O carnaval chegou: vamos falar sobre drogas?
As pessoas estão consumindo drogas. Muitas drogas. Como vamos narrar essa história, falando de purpurina, samba, bloco, escola de samba e… drogas? Essa é a grande questão.
E mais: como vamos falar sobre drogas?
Nas faculdades de jornalismo, aprendemos logo o que é uma barriga, aquela matéria com informações erradas. A partir de então, fugir dela é um objetivo. Apuração é a chave. Um erro pode dar muita dor de cabeça no futuro. Mas, aparentemente, há um tema em que se atentar aos fatos não é regra. Aliás, nesse tema, barriga é regra.
E este tema são as drogas.
Vamos falar sobre drogas na TV? Chamem um sargento da Polícia Militar, um especialista em segurança pública, um caso de dependência química e uma mãe arrasada com a situação do seu filho.
Do pior para o horrível, a situação torna-se uma grande repetição de como as drogas destroem a vida das pessoas, fazendo-as deixar seus lares, trabalhos e amigos, e você estará na mira da lei se infringir essas regras. Esse discurso, prático e recorrente na grande mídia, forma a opinião da maior parte da população.
Apesar disso, o debate consciente sobre o tema, pautado em políticas e práticas de redução de danos, ancorada na literatura científica e, principalmente, na experiência e luta de diversos coletivos, movimentos sociais e entidades, está ganhando espaço, e precisa impactar o discurso jornalístico sobre drogas.
Um grande aliado nessa missão é o recém lançado Guia Sobre Drogas para Jornalistas, material que reúne um vasto conhecimento sobre diversos tipos de drogas, além de um glossário de termos sobre o tema.
Criado pela Plataforma Brasileira de Política de Drogas (PBPD) em parceria com o Instituto Brasileiro de Ciências Criminais (IBCCRIM), o material tem texto e edição de Tarso Araujo.
Já na introdução do documento, chama-se atenção para o caso da droga óxi, que no ano de 2011 protagonizou uma chamada de primeira página como “Uma ameaça devastadora que se espalha pelo país”. Tida como mais viciante que o crack, em questão de semanas tornou-se um caso de saúde pública com destaque nacional.
Em pouco tempo, no entanto, pesquisas indicaram que não tratava-se de uma droga nova, e que a maior parte das amostras eram constituídas de crack. A “grande ameaça” nunca existiu.
“A história do óxi é um bom exemplo de como a imprensa influencia de forma decisiva e urgente a opinião pública e a política nacionais, neste caso sobre o tema específico das drogas. Infelizmente, ela também é emblemática do despreparo, da negligência e mesmo do preconceito com que o jornalismo brasileiro frequentemente aborda o assunto”, pontua trecho da introdução.

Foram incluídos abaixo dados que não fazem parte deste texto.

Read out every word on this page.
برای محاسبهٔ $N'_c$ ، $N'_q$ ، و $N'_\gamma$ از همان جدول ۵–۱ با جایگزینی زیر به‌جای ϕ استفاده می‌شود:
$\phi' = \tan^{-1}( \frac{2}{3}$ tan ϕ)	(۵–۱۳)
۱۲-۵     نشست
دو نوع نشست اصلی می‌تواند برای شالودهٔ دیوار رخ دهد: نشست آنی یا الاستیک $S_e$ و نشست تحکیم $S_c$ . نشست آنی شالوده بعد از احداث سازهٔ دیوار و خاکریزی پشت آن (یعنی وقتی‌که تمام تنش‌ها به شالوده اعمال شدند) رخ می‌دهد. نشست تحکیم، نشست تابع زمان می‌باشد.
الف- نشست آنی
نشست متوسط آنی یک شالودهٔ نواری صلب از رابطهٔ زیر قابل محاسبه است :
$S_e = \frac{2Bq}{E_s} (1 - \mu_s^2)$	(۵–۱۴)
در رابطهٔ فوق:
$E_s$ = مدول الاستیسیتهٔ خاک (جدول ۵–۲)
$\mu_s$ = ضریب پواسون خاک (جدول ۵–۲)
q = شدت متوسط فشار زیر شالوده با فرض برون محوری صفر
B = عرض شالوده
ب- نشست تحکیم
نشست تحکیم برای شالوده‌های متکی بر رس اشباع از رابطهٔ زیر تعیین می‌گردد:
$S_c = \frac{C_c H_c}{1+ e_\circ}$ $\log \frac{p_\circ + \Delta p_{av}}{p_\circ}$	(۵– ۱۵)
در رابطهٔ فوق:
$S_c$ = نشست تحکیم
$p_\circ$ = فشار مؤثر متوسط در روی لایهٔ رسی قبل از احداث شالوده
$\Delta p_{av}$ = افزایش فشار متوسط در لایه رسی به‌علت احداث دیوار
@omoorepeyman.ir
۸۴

É nesse sentido que precisamos mudar as narrativas sobre drogas, entender a complexidade do tema e trabalhar em diversos ângulos das histórias. Não dá para o sensacionalismo continuar pautando o que será debatido.
E o carnaval é um momento rico para essa conversa. As pessoas estão consumindo drogas. Muitas drogas. Como vamos narrar essa história, falando de purpurina, samba, bloco, escola de samba e… drogas? Essa é a grande questão.
Que tal redução de danos?
A campanha na internet#RoleSemVacilo criou um material rápido e didático sobre propriedades e redução de danos de diversas drogas, como álcool, tabaco, maconha, cocaína e crack. Organizado pela PBPD, produtora Pipoca, ONG É de Lei, coletivo Respire, e iniciativa Drogas: Reduzir Danos, divulgaram em forma de memes as dicas de redução de danos.
Essa iniciativa contribui para o debate transparente e dá autonomia de decisão para o usuário. Com isso, rompemos o tabu, encaramos de frente a questão das drogas, e criamos meios de falar com uma parcela enorme da população que consome drogas.